Questa labirintica e lisergica introduzione è, nella sua struttura, molto simile al tipo di approccio con cui Olivier Assayas ha deciso di riprendere in mano il suo Irma Vep del 1996 per trasformarlo nella serie televisiva Irma Vep – La vita imita l’arte: una lunga e appassionata analisi, non sempre lucida e scorrevole, di quello che è il potere del mezzo cinematografico, del suo utilizzo e del suo potenziale, attraverso un percorso fatto di scatole cinesi al cui interno, sullo stesso piano narrativo e meta-narrativo, coesistono realtà e rappresentazione della realtà.
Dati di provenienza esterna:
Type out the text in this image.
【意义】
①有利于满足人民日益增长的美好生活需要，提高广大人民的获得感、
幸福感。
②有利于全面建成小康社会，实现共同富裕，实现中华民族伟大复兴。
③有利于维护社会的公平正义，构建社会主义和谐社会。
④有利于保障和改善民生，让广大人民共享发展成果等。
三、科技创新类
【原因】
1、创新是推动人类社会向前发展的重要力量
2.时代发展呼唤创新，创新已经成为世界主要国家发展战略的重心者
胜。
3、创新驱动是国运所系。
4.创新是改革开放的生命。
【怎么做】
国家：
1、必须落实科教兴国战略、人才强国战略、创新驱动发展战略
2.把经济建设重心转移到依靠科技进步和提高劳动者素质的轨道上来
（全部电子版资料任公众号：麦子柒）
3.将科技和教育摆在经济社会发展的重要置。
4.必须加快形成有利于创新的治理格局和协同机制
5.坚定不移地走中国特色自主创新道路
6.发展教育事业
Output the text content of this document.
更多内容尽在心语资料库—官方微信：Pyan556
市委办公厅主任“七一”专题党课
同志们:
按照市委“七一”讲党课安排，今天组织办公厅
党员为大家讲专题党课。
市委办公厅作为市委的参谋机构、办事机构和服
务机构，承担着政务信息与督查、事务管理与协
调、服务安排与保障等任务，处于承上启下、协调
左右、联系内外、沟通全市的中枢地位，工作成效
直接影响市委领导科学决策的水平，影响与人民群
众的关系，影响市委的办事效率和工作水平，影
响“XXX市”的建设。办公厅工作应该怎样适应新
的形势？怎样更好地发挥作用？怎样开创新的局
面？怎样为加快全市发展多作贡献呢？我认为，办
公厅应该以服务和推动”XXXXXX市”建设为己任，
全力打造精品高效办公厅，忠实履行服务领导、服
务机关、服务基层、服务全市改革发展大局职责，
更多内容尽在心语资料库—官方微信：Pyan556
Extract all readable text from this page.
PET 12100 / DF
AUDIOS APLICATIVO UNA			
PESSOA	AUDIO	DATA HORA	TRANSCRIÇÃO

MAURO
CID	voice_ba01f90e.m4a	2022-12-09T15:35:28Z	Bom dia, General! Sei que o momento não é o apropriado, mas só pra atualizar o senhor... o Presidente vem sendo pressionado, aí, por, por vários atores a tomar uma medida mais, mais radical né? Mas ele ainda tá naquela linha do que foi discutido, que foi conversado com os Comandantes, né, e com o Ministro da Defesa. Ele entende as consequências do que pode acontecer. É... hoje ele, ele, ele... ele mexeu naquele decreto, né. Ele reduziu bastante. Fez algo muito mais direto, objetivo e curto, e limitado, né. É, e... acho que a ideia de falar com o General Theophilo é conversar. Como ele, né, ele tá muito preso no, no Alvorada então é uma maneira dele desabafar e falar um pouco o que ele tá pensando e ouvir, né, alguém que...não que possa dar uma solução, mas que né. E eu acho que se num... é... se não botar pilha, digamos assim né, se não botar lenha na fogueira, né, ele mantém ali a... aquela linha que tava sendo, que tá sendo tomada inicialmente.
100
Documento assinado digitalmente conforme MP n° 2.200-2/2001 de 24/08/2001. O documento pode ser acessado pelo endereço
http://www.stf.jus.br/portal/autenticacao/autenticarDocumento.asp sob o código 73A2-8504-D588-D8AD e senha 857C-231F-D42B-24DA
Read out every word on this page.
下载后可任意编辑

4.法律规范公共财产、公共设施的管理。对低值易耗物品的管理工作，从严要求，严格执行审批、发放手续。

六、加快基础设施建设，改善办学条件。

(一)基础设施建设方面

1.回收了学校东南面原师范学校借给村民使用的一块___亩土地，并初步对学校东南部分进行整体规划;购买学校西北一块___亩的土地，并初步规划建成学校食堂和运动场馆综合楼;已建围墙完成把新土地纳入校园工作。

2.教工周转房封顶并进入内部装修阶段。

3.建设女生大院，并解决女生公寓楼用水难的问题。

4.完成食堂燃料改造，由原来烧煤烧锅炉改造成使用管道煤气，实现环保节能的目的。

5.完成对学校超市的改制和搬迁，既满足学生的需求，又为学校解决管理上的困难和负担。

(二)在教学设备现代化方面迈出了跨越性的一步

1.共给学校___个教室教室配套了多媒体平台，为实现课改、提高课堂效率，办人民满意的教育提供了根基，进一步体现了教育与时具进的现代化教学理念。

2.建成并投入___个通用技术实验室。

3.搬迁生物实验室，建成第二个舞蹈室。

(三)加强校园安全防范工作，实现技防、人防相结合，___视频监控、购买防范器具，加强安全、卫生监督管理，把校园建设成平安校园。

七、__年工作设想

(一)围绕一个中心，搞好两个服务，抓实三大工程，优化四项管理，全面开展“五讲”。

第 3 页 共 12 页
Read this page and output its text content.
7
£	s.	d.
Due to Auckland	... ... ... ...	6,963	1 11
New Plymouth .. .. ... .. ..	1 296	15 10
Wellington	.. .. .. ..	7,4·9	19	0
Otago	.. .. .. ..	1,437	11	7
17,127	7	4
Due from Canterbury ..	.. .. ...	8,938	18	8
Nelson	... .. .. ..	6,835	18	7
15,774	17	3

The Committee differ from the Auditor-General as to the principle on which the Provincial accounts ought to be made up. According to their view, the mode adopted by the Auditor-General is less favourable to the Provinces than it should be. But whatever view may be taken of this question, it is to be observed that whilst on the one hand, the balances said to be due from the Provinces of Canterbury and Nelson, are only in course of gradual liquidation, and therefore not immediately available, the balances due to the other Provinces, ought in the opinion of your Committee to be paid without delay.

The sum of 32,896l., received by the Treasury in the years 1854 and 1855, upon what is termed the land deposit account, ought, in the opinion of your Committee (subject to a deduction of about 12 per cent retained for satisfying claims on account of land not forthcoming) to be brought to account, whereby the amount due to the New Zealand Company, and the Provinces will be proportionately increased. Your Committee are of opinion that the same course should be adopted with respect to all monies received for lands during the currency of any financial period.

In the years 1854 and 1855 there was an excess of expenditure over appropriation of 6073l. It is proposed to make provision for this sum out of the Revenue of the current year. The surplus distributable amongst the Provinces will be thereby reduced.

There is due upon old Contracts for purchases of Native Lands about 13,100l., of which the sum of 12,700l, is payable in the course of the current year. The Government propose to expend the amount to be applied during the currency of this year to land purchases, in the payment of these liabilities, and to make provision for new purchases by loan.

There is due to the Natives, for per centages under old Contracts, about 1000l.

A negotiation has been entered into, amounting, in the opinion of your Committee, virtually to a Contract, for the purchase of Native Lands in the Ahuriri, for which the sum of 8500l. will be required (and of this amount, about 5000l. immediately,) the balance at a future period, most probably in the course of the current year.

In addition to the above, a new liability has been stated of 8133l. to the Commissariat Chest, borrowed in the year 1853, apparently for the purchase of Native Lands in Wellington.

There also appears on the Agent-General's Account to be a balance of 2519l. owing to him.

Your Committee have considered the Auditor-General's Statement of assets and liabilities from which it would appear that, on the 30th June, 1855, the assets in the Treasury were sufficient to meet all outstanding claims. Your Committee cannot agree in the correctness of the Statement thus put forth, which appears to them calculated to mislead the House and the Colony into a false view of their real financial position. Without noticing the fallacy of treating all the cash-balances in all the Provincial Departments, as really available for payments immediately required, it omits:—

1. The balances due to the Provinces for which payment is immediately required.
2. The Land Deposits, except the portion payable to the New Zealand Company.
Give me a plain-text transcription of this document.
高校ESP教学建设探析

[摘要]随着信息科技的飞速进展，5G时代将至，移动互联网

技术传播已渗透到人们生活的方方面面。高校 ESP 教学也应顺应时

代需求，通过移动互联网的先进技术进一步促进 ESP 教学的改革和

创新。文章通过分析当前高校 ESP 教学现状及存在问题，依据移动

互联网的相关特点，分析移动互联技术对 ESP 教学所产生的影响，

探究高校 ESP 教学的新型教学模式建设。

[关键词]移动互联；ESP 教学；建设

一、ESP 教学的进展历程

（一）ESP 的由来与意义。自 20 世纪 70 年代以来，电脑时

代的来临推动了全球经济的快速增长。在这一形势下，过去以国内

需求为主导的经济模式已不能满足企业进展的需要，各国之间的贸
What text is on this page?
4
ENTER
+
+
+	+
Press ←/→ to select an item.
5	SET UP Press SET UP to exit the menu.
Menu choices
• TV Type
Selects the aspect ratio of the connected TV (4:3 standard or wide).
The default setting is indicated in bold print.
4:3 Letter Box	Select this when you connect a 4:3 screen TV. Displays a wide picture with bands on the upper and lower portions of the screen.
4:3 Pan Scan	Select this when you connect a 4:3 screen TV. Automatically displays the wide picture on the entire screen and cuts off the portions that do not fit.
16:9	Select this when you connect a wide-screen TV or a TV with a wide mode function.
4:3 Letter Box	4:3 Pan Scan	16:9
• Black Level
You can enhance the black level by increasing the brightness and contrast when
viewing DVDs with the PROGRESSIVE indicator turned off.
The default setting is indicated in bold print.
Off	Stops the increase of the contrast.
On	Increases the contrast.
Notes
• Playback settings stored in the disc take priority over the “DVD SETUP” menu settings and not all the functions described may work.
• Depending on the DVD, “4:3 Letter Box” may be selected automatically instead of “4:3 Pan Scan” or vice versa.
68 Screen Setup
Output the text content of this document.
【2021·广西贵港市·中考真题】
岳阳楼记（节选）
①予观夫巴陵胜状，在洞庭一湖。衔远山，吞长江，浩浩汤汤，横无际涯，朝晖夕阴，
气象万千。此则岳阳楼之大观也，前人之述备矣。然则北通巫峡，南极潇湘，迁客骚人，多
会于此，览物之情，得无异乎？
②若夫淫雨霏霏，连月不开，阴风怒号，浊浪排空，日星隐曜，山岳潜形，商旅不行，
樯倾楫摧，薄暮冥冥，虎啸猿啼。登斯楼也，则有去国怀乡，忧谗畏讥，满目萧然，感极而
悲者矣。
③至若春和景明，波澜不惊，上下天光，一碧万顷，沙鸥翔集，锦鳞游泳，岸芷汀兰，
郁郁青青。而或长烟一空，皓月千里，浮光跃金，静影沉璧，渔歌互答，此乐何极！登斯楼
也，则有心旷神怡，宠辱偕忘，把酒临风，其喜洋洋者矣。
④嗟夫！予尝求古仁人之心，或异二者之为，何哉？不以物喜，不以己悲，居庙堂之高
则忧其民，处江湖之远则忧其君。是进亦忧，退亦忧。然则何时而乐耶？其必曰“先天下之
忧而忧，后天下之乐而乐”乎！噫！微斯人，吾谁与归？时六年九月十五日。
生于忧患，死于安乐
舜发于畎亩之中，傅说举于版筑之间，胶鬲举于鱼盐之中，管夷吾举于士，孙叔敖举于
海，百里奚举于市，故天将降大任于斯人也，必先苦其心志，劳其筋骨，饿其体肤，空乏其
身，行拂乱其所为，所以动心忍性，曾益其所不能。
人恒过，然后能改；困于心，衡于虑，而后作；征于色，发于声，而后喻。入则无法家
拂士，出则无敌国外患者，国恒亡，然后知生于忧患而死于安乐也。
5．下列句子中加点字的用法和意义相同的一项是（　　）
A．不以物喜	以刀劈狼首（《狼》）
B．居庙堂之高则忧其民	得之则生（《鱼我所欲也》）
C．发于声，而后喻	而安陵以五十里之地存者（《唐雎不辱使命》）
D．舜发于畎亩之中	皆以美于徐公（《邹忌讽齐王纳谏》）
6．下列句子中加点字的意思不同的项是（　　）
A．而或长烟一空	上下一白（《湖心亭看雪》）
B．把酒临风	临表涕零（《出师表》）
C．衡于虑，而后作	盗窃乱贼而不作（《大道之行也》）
É sulle basi di queste premesse che Irma Vep – La vita imita l’arte non può essere catalogato come una semplice operazione di mercato in cui, come spesso accade, si rinnova un franchise di sicuro successo col solo intento di mercificare il prodotto. Certo, è anche questo, perché il cinema e la televisione sono innanzitutto delle industrie e come tali sottostanno a delle dinamiche di mercato, ma Assayas rilegge la propria opera (che a sua volta rileggeva un’icona del cinema francese dell’inizio del secolo scorso) rileggendo, in primo luogo, il cinema stesso e le rivoluzioni che lo hanno cambiato nel corso di quasi trent’anni ma, soprattutto, rileggendo non solo la sua figura di artista che ha attraversato questi cambiamenti, ma anche la sua figura di uomo che da questi cambiamenti, inevitabilmente, è stato attraversato. Irma Vep – La vita imita l’arte si colloca in quel cortocircuito meta-narrativo in cui, attraverso un medium si tenta di raccontare il medium stesso e di come l’atto stesso di “guardare” possa modificare lo “sguardo” dello spettatore.